Isn't that a town on the German-Swiss border?

But the Open belongs to them, a pair of working man's golfers, and not to Woods.

It was supposed to serve as the setting for Woods' latest confirmation as a superstar and corporate icon, but he blew himself way, way down the leader board with four bogeys in his last five holes after a 123-minute rain delay late in the afternoon.

He was at 4-over, eight strokes behind Maggert's lead, when play was halted by darkness with the leaders still on the course.

Maggert was one stroke ahead of Lehman, a pair of anti-Tigers, Woods' opposites in almost every way.

Woods has won the Masters and four other tournaments in nine months as a professional, signed endorsement contracts worth $97 million and emerged as the Next Big Thing in all of sports at the age of 21.

Maggert, 33, has won one tournament in a decade on the PGA Tour, with a boost from Mickey Mouse.

Lehman, 39, played his way off the tour three times and was still a nobody on the minor-league circuits as recently as eight years ago.

Woods already has won as many major tournaments as the two %% of them combined, graced many more magazine covers and done more sit-downs with Barbara Walters.

Maggert and Lehman have more kids -- five between them, to Woods' zero -- but it's no fair keeping that score seeing as Woods is still a kid, too.

In any case, if Woods is the embodiment of soaring, '90s-style fame, Lehman and Maggert are the embodiment of grinding, middle-aged professionalism.

Lehman is by far the more accomplished, having bloomed late into one of the world's best golfers. He won the British Open and led the PGA Tour in earnings last year, a stunning accomplishment for someone who did so little for so long.

Before he discovered the secret to success, he played the Asian Tour, the South African Tour, the Dakotas Tour, the Golden State Tour, the South Florida Tour, the Carolinas Tour and, well, just about every other tour besides Lollapalooza.

It's hard to believe that was the same golfer as today's steady, bullish gamer who hits it long and straight, limits his mistakes and hasn't finished worse than 18th in a major tournament in 22 months.

He's so good now that he'll be an anchor on the U.S. Ryder Cup team later this year -- and yet, like a lot of career minor-leaguers who finally make it to the majors in baseball, he is still marked by his failures. Raised in Minnesota, he has an unassuming, neighborly demeanor, the antithesis of a superstar's strut.

When a fan shouted "Nice pants, Tom!" during Friday's round, Lehman smiled, planted a hand on his semi-ample rear and assumed a model's pose, as the crowd roared.

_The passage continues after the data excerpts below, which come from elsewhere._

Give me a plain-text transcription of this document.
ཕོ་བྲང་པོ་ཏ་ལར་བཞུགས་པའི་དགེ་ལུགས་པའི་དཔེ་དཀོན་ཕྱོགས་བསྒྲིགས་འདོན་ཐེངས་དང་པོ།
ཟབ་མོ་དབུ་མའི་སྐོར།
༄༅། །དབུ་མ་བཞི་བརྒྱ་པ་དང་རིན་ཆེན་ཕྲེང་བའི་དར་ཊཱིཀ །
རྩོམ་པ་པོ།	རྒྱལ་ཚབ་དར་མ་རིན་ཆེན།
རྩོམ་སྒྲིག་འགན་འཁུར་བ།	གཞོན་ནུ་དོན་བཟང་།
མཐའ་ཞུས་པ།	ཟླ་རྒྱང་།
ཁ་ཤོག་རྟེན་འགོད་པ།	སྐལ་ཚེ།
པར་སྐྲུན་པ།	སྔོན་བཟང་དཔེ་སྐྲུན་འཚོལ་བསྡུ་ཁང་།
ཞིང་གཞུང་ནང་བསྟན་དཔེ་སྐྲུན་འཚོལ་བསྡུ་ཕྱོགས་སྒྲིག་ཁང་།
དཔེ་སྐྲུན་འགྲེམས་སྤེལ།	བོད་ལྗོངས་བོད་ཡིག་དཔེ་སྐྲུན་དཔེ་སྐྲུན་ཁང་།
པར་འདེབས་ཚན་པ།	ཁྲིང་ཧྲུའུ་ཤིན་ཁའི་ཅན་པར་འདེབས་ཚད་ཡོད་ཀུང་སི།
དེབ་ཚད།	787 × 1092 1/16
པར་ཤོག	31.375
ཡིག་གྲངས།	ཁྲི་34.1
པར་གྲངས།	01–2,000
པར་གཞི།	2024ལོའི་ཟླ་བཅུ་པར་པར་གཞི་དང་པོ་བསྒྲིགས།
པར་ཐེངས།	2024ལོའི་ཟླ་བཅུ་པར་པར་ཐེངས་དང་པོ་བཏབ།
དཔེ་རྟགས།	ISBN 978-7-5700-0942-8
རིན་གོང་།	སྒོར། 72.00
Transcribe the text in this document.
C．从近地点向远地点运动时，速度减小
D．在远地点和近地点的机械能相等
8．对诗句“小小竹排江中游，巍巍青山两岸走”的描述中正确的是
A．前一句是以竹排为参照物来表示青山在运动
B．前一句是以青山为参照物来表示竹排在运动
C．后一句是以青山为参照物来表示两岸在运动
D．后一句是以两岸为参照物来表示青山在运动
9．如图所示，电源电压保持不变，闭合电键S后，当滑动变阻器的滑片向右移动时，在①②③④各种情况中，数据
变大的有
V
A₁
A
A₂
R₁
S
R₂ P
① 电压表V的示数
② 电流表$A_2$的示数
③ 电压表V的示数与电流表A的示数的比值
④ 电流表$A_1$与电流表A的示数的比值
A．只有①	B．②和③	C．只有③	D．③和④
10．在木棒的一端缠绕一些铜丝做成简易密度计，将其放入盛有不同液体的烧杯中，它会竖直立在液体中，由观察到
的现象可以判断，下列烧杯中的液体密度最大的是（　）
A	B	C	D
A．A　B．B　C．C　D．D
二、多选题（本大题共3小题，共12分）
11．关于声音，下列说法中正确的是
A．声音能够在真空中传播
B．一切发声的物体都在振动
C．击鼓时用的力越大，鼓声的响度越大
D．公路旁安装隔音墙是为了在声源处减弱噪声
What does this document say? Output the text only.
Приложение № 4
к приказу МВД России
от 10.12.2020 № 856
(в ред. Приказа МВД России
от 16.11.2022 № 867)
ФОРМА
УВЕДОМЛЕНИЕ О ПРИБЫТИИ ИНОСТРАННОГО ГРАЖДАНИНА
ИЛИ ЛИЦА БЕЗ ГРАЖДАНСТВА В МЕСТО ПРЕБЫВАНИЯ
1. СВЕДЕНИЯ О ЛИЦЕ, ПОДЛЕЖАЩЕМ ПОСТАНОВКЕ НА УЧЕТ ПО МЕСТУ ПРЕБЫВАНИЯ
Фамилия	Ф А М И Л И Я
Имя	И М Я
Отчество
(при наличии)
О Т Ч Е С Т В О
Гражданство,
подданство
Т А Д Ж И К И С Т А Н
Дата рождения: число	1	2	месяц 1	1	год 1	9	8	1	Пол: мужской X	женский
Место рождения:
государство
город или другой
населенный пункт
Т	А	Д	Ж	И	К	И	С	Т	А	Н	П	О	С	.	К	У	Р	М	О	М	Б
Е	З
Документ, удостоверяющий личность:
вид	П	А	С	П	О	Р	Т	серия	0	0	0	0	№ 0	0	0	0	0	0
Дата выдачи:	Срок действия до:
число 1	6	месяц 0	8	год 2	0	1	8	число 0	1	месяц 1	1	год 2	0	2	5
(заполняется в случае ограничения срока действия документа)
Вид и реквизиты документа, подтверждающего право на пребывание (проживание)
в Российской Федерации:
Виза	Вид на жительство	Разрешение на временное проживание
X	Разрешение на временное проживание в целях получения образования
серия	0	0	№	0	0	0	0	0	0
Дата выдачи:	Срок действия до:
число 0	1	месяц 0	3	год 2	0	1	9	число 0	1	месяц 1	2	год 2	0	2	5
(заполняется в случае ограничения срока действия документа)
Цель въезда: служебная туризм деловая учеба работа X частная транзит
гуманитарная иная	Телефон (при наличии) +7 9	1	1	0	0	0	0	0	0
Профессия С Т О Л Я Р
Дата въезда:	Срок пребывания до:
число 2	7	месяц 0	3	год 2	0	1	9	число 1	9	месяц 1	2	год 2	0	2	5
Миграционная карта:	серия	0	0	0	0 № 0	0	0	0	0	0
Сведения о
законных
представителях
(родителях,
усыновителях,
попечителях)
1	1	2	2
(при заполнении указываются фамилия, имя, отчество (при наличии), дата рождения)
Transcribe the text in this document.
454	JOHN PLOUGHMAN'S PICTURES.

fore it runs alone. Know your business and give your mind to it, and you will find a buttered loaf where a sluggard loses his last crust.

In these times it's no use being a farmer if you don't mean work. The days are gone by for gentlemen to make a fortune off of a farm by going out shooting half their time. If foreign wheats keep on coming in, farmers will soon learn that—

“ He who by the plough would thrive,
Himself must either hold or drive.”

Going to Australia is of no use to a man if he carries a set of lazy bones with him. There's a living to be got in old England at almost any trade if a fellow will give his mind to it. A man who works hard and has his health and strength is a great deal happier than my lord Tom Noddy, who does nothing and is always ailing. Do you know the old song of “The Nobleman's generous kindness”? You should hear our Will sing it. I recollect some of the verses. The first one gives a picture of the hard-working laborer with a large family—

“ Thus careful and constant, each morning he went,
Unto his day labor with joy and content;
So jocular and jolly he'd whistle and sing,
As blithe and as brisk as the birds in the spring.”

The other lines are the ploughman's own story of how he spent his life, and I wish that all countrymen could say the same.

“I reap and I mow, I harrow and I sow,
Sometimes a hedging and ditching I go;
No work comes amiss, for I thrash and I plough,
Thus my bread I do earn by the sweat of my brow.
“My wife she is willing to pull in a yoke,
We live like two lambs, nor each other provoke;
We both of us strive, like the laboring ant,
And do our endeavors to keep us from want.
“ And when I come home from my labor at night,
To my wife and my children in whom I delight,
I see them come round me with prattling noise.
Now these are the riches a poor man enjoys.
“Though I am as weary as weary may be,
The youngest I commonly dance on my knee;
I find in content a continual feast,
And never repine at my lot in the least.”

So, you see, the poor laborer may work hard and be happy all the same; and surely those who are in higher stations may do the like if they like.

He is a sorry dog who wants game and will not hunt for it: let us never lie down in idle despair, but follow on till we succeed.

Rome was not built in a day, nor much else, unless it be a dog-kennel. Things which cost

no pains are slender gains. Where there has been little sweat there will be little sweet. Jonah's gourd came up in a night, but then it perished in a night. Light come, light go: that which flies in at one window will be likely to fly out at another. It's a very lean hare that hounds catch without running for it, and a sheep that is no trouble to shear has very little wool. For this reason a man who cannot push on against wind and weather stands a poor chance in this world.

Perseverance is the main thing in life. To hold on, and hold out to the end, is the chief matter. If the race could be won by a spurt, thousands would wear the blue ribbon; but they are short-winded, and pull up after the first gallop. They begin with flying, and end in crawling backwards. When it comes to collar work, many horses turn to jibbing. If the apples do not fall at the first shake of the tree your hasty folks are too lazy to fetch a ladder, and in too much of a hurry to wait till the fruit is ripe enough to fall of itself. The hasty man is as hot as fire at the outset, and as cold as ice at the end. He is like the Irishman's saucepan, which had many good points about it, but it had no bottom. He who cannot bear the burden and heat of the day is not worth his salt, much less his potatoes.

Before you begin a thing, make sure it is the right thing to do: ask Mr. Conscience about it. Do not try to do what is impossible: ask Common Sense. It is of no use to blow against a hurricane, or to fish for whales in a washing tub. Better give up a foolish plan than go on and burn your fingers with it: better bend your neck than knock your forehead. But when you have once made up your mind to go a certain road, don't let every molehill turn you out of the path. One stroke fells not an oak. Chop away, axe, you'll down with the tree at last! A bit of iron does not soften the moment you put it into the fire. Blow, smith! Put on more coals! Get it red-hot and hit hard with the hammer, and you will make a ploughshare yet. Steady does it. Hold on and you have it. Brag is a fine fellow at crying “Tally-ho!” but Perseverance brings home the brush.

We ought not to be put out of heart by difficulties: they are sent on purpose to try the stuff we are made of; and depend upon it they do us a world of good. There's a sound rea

He has been one of the few golfers to challenge the hysteria surrounding Woods, and he backed up his comments by beating Woods by four strokes when they played together over the first 36 holes here.

He and Maggert were tied for the lead at 5-under yesterday when the rain hit, and Lehman, like Woods, also struggled after the delay, bogeying two holes. But, true to his steady nature, he gathered himself and made two pars before play was halted.

It would be a major surprise if he wasn't in the running on the final holes today.

Maggert has been in the running on the final day of numerous major tournaments, finishing in the top 10 in five. But he has never won one.

His only win on the PGA Tour, in fact, came in the 1993 Walt Disney World Classic, when he played 36 holes on Sunday and finished under floodlights brought in from Epcot or the Magic Kingdom or some such.

Not that he has struggled as badly as Lehman; he has earned more than $3.5 million during his career and finished in the top 25 in earnings in three of the past four years. He played well enough to make the Ryder Cup team in 1995, a major accomplishment.

Only four golfers other than Maggert and Lehman are still under par, and only one of the four, Scotland's Colin Montgomerie, has the aura of an Open winner.

Woods will need an all-time rally just to get back in contention, much less win.

He hasn't handled Congressional nearly as well as he did Augusta National; he was in the rough way too much yesterday and would have been farther behind if not for the grandstand behind the No. 10 green, which blocked his errant approach shot and dumped it on the green.

"I'll play four or five good holes, then I'll kind of lose it for a little bit," he said.

That's not what NBC or Nike wanted, but, hey, he's just 21 and this just isn't his Open.

It's an Open for the other guys, the Toms and Jeffs, the guys who have cranked it out for years.

The kinds of guys who should win on Father's Day.